Alansal yönetim biriminin merkezinin ve yerleşim yerlerinin isimlerinin değiştirilmesinde, yeni bir yerleşim yerinin kurulmasında, kaldırılan bir yerleşim yerinin tekrar canlandırılmasında ve bir “köy”e (village) “kasaba” (town) statüsünün verilmesinde v.s. izlenecek süreçle ilgili düzenlemeler de bulunmaktadır.

Alansal yönetim birimleriyle ilgili yeni mevzuatın başlıca özellikleri şunlardır:

- Her kategorideki alan yönetim birimin kurulmasıyla ilgili yasal kriterlerin uygulanması; bu kriterler objektif ve uygulanması kolay kriterlerdir,

- İdari Alan Yönetimlerindeki herhangi bir değişiklikle ilgili olarak, halkın taleplerini hesaba katan ve seçilmiş yerel temsilcilerin doğrudan katılımını sağlayan açık ve net süreçler olması,

- Süreçte, halkın taleplerine göre, aynı tür değişikliklerde aradan iki yıl süre geçmesi koşuluyla, değişiklik yapabilme imkânı, değişim ve istikrar arasında bir denge kurulması garantisi,

- Halkın olumsuz oyuna rağmen yetkili kurumların, kararlar empoze etmesi imkanının yasal olarak ortadan kaldırılması;

- İdari Alan Yönetim Birimlerinin mevcut statülerinin ve derecelerinin korunması, ve gelecekte olabilecek değişiklikler için herkese eşit imkanlar tanınması;

- Herhangi bir yasal düzenlemenin mahkemeye götürülebilmesi.

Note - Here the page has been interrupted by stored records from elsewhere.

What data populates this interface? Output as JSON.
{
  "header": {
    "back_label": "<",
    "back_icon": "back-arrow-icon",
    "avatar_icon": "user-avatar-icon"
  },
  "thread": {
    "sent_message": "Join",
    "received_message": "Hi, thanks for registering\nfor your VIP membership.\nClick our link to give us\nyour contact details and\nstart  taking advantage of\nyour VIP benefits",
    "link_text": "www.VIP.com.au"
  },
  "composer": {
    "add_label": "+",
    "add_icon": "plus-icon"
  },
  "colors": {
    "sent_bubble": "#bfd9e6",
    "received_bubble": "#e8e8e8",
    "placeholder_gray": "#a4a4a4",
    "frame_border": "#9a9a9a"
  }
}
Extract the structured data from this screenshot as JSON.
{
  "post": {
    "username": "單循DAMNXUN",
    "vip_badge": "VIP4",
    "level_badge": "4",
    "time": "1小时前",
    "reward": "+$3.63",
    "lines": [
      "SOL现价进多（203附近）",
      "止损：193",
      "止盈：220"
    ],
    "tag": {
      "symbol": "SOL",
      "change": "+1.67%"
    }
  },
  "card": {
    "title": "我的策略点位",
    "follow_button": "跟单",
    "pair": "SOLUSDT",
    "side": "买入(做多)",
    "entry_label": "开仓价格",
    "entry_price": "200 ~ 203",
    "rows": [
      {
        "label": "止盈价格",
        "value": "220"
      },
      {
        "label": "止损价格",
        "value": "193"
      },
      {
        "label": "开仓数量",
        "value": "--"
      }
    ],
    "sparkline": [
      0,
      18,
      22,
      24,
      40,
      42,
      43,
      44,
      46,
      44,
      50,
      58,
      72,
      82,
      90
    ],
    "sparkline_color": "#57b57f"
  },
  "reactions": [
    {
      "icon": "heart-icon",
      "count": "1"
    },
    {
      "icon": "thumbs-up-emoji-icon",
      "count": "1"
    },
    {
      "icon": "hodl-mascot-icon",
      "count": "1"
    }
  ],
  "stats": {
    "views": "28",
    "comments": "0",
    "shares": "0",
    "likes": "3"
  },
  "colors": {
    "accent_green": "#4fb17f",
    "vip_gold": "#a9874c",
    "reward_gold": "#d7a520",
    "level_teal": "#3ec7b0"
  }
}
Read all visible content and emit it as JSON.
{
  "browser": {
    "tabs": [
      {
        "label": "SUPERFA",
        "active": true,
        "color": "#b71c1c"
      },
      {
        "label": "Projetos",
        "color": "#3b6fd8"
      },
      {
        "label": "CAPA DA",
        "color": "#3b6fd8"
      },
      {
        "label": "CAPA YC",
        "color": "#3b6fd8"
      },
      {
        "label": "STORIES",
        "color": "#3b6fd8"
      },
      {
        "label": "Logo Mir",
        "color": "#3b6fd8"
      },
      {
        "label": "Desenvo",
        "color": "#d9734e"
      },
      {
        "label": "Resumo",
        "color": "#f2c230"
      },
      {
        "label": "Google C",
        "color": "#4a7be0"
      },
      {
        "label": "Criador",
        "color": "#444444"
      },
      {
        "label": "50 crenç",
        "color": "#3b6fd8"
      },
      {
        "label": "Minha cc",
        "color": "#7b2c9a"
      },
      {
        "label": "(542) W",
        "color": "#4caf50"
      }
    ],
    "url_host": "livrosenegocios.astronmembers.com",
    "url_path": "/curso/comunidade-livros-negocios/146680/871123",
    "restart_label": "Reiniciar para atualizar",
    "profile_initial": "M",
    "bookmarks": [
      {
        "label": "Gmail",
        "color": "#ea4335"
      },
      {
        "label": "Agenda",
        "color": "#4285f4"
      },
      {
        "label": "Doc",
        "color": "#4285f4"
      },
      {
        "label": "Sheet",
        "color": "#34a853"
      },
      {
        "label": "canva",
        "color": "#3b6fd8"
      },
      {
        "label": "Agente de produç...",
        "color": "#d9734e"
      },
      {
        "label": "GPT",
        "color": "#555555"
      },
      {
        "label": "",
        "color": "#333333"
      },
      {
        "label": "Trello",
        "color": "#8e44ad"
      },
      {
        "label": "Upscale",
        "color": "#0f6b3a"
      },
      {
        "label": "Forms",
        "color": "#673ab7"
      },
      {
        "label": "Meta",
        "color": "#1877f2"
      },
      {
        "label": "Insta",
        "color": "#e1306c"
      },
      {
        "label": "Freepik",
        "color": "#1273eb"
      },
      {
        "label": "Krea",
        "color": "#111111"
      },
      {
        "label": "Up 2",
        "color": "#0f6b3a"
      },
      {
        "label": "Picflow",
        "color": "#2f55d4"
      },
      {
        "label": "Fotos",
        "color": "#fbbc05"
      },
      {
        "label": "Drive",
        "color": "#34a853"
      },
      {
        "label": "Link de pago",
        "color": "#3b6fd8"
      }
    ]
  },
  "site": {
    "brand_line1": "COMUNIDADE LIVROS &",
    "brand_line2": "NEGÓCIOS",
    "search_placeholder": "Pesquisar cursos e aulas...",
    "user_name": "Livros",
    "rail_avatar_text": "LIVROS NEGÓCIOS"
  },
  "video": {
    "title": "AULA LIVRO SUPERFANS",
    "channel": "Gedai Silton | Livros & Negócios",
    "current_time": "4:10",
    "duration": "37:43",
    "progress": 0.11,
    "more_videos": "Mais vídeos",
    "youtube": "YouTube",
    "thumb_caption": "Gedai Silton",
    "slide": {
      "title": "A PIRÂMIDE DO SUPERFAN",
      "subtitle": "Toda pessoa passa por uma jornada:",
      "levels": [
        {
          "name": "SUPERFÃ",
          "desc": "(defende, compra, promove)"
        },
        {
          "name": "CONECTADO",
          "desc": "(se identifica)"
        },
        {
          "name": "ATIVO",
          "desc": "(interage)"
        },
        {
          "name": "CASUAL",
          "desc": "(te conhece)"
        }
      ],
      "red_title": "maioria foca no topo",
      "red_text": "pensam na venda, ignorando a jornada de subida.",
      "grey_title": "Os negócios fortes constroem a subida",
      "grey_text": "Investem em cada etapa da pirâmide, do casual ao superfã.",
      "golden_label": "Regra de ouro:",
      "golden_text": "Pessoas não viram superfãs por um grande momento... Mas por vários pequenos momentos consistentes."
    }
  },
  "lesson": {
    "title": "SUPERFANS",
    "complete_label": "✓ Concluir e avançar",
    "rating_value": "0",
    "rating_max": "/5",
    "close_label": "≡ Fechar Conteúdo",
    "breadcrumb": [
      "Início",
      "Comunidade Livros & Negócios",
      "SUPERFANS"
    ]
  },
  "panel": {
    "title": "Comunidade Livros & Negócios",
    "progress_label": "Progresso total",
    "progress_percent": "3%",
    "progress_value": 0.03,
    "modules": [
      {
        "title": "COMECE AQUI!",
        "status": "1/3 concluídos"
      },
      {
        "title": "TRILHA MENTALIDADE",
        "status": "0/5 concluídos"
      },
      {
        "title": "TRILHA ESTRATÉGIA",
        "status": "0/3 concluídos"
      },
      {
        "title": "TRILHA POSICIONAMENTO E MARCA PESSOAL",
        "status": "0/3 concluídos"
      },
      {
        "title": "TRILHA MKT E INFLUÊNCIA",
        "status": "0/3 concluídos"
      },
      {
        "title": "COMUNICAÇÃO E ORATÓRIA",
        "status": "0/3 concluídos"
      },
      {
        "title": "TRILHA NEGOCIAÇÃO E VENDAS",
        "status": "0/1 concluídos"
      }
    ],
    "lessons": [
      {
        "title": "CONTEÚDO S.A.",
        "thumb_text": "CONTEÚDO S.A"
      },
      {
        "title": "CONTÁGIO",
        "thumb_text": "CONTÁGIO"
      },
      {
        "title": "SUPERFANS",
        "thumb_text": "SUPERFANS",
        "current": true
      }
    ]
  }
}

Bölgelerin kurulması ve sınırlarının değiştirilebilmesi için özel bir yasa çıkarılması gereklidir. Bu amaca yönelik genel süreçte (halkoylamasıyla) halkın görüşünün sorulmasına ihtiyaç yoktur.

2.5. Devlet yönetiminin alan yönetim (taşra) birimleri ve yerel ve bölgesel yönetimler

Bulgaristan’da devlet yönetiminin alansal yönetim (taşra) birimleri, özellikle taşra hizmetlerinin düzeyleri ve hizmet alanı kapsamında, oldukça gelişkin bir idari yapılanmaya sahiptir. 20’den fazla merkezi bakanlık ve kuruluş 1987’ye kadar var olan eski iller düzeyinde yürütülen hizmetleri yerine getirirler. Taşra hizmetleri, (belediye düzeyi dahil) iki veya daha fazla düzeyde, istihdam, ordu, polis, vergi idaresi, gayrimenkul mal komisyonu gibi belli alanlarda kurulmuştur. Bu taşra organizasyonlarının, hizmet alanlarının kapsamına ve ölçeğine uygun olarak çok fazla çeşidi bulunmaktadır.

Merkezi yönetimin alansal yönetim (taşra) birimlerinin bölge teşkilatlanması ve çalışması ile bunların yerel yönetimlerle ilişkileriyle ilgili düzenlemeler bütünü, eskimiş ve yetersiz durumdadır. Sadece belli durumlarda alansal yönetim (taşra) birimlerinin kuruluşu yasalarla düzenlenir, böyle yasalar genellikle birimin sadece kuruluşunu sağlarken, ilgili bakanlar ve kuruluşların başındakiler bu hizmetlerin götürüleceği alanı, birimin görevlerini ve bu birimlere verilecek yetkileri belirleme gücüne sahiptir. Alansal yönetim (taşra) birimlerinin yapısı ve çalışması da, Bakanlar Kurulu kararlarıyla veya ilgili bakanlıklar ve idarelerin bakanlık içi genelgeleriyle düzenlenir. Bulgaristan Cumhuriyeti İdari ve Alan Yönetimi Yasası ile, alan yönetimi (taşra) kurumlarının kurulması yönünde önemli adımlar atılmıştır. Bakanlıkların ve diğer Kurumların alan yönetim (taşra) birimlerinin hizmet sınırlarının, yasada aksi öngörülmedikçe, alan yönetim birimlerinin (bölgeler ve belediyeler) sınırlarını ihlal etmemesi prensibi kabul edilmiştir. Alansal yönetim birimleri ile Bakanlıkların taşra birimlerinin hizmet sınırlarının uyumunun sağlanması için Bakanlar Kuruluna bir yıl süre tanınmıştır.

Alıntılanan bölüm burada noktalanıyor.